INFINA (EX INFIP)   05545
INSTITUTO DE FISICA INTERDISCIPLINARIA Y APLICADA
Unidad Ejecutora - UE
congresos y reuniones científicas
Título:
Hardness and Wear Characterization of Titanium Thin Films Obtained with a Cathodic Arc Employing a Magnetic Concentrator.
Autor/es:
F. BERMEO; A. KLEIMAN; A. MÁRQUEZ
Lugar:
Mar del Plata
Reunión:
Workshop; 14th Latin American Workshop on Plasma Physics (LAWPP 2011).; 2011
Resumen:
Thin film growth with cathodic arc devices has been widely investigated due to this technique promotes the formation of dense nanostructured films with good adhesion and a very high deposition rate. In cathodic arc discharges a metallic plasma jet is ejected from the cathode surface. If a substrate is located facing the plasma jet its surface is coated with a metallic film. The main disadvantage of vacuum arc deposition is the emission of macroparticles (MPs) from the cathode. MPs in the coatings produce protuberances and depressions on the substrate surface that not only increase the roughness, but also degrade mechanical properties. Employing a magnetic field parallel to the propagation direction of the plasma jet, the ions are concentrated on this direction and the plasma density increase, then the deposition rate increase and the fraction of MPs decreases. In this work, Ti films were grown on stainless steel AISI 316 with a DC cathodic arc employing a magnetic concentrator. The magnetic duct was 10 cm in diameter and 20 cm length with a magnetic field of 120G in the region of maximum field value. The entrance of the magnetic duct was located at 10 cm from the cathode surface. The substrate temperature was maintained at (230 ± 10)ºC during the discharge by means of a heater integrated to the vacuum chamber. The samples were placed in front of the cathode at different distance respect to the entrance of the magnetic concentrator. The uniformity and morphology of the films as well as the presence of MPs were characterized for the different sample positions and correlated with the hardness and tribological properties of the films.
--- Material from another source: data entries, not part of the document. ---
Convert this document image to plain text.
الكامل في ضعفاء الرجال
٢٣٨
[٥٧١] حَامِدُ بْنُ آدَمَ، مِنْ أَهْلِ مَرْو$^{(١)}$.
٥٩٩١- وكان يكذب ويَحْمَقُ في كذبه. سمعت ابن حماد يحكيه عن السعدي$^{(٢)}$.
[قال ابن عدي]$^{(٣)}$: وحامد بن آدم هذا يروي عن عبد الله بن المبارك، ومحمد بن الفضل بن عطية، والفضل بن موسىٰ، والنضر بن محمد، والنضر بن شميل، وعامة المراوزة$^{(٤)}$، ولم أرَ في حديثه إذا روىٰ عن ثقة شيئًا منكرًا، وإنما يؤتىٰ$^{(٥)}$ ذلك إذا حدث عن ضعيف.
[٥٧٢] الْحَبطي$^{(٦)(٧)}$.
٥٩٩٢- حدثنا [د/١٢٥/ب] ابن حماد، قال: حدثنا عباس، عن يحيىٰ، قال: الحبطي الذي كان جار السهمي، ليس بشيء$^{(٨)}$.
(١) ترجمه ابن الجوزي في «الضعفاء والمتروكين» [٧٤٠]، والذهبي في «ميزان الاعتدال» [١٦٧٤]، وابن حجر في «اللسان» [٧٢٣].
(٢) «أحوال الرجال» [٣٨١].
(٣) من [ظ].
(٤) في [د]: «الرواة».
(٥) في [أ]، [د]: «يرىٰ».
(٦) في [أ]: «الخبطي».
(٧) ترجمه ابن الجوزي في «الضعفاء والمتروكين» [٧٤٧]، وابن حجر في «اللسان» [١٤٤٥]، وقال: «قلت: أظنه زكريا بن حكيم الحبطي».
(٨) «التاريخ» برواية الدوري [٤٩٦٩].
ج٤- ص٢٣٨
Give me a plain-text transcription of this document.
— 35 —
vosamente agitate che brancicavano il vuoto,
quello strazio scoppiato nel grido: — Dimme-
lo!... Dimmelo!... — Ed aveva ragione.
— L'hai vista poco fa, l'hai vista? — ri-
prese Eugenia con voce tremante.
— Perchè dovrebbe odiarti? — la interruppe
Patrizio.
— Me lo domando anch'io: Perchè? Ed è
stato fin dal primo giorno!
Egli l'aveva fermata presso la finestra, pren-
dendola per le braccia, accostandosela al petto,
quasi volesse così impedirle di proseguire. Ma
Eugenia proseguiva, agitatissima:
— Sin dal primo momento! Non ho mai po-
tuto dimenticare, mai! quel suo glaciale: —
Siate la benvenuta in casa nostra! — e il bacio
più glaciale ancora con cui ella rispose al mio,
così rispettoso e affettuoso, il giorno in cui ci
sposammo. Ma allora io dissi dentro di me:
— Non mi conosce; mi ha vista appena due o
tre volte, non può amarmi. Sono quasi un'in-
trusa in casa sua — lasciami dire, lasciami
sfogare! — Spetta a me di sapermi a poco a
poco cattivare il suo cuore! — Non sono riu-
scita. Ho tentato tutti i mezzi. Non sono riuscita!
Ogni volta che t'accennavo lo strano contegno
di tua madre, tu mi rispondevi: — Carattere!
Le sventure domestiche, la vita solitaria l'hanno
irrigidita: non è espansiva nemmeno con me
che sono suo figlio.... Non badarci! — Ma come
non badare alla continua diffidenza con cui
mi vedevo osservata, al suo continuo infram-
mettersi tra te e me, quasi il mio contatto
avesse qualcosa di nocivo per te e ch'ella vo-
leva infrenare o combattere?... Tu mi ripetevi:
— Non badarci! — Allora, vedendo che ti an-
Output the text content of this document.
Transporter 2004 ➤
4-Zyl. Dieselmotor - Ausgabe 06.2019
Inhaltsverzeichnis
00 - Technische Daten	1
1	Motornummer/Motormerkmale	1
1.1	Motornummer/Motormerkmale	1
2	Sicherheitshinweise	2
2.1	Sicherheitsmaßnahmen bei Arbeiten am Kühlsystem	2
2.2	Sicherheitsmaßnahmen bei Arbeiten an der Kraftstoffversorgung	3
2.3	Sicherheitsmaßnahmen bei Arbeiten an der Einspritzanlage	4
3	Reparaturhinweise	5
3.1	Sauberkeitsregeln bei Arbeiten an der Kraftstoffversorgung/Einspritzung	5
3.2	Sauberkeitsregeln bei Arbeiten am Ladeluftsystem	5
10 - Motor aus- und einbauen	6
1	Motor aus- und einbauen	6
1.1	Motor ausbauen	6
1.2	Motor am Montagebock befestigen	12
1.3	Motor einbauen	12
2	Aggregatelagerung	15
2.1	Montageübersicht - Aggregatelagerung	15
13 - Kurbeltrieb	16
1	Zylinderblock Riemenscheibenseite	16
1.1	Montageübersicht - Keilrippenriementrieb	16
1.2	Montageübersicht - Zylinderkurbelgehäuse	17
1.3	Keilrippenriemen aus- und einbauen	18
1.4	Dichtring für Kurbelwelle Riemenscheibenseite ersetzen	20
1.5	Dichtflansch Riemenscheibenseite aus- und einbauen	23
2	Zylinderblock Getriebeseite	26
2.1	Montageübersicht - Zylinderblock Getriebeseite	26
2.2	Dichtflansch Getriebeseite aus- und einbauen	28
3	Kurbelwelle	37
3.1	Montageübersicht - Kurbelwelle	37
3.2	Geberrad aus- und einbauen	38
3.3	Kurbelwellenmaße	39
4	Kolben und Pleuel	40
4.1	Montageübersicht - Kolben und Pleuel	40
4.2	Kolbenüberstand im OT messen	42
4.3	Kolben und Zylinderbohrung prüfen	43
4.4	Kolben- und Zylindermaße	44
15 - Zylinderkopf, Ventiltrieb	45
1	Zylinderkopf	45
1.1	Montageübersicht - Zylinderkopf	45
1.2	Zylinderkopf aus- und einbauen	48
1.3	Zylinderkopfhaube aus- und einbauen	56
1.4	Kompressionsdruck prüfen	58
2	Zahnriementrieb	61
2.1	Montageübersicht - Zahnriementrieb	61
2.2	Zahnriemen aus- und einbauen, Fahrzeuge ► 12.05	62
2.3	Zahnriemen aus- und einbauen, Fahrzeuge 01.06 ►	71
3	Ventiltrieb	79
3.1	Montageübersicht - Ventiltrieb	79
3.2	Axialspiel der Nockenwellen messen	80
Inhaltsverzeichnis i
The morphology was analyzed using a SEM microscopy and the composition was detected by EDS. The uniformity of the films was studied with a colotester and with a prefilometer, The hardness measure was made by a Nanovea nanoindentator and the wear test by a CSEM tribometer. The experimental results showed that films with the best mechanical properties (highest hardness, elastic modulus, and lowest friction coefficient and wear rate) corresponded to those grown at the position where the magnetic field was maxima.